Numbers are not larger in the scheme of things but since September, Canadian bull slaughter volumes have been trending below last year. Smaller Canadian slaughter has been offset with more bulls being exported to the U.S. Over the past five weeks 1,100 more bulls have been exported to the U.S. compared to last year.

Larger non-fed supplies are still in front of us because slaughter volumes traditionally don’t peak until late November or early December. From January to July, Canadian beef imports from Australia and New Zealand are down 29 percent and 21 percent, respectively, compared to last year.

Live futures rally

From their lows in early September, February to June 2020 live cattle futures have rallied seven to nine percent while cash barley prices are trading at the lowest point since September 2017. Large snowfall accumulations over the previous week saw some commercial auction facilities cancel or postpone sales. The largest snow accumulation was reported in southern Alberta, making pen conditions less than desirable for placing calves and feeders.

Last week calf and feeder prices traded steady to higher, but the bright spot was the yearling market. Trading 50 cents to $2 per cwt. higher, 800-900 lb. steers and 900 lb. and heavier heifers established new annual highs. In three out of the past six years, 850 lb. steers have established highs during the month of October.

Looking at the calf market, the largest year over year price decline has been noted in the Ontario market. Steer and heifer calves weighing 500-600 lb. are trading $20-$29 per cwt. below last year, while Alberta, Saskatchewan and Manitoba prices are $9-$15 per cwt. below last year.

With one packer still idle in Ontario and reports that some fed cattle in Eastern Canada would not be lifted until late October or early November, this could potentially moderate demand on the western Canadian calf market as the fall calf volumes increase.

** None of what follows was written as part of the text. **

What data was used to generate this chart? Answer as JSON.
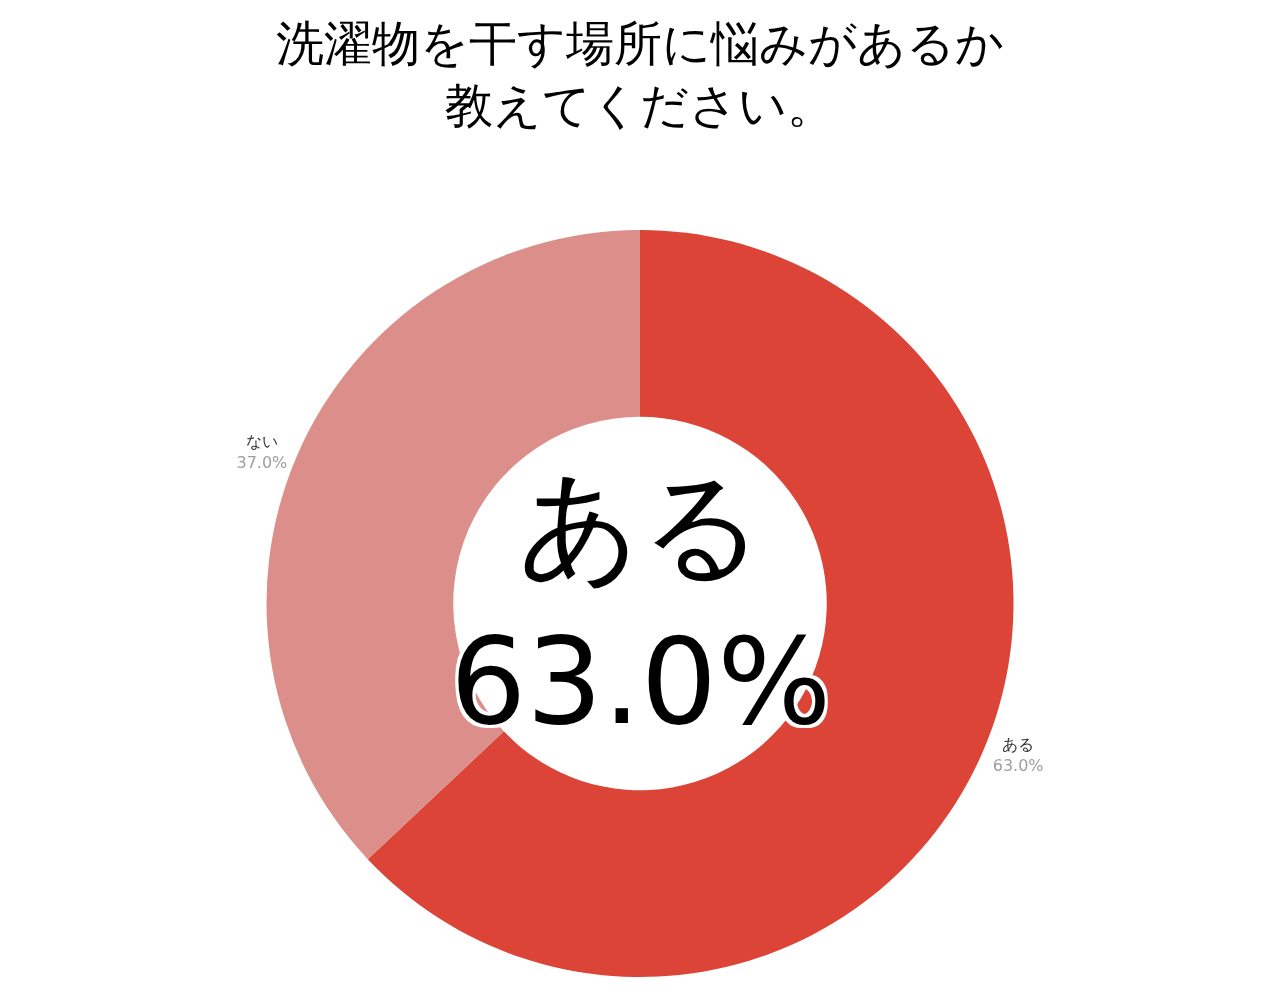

Buyers of heavier calves might consider fed price insurance for the early May market as a risk management strategy, through the Western Livestock Price Insurance Program.

Cutouts move lower

In U.S. beef trade, cut-out values moved lower last week with Choice down US$1.45 per cwt. to average $212.06 and Select down $3.18 to average $187.21 per cwt. Ground beef sales are seasonally slow and there is strong competition from pork at retail because pork supplies are at record levels.

Canadian cut-out values for the week ending Sept. 27 traded steady to higher with AAA up C$1.61 per cwt. to average $275.68 and AA down two cents to average $247.92. Seasonal demand for end cuts started to develop. The AAA/Choice spread strengthened from -$16 per cwt. the previous week to -$9 per cwt. The AA/Select spread strengthened from -$8 per cwt. to -$4.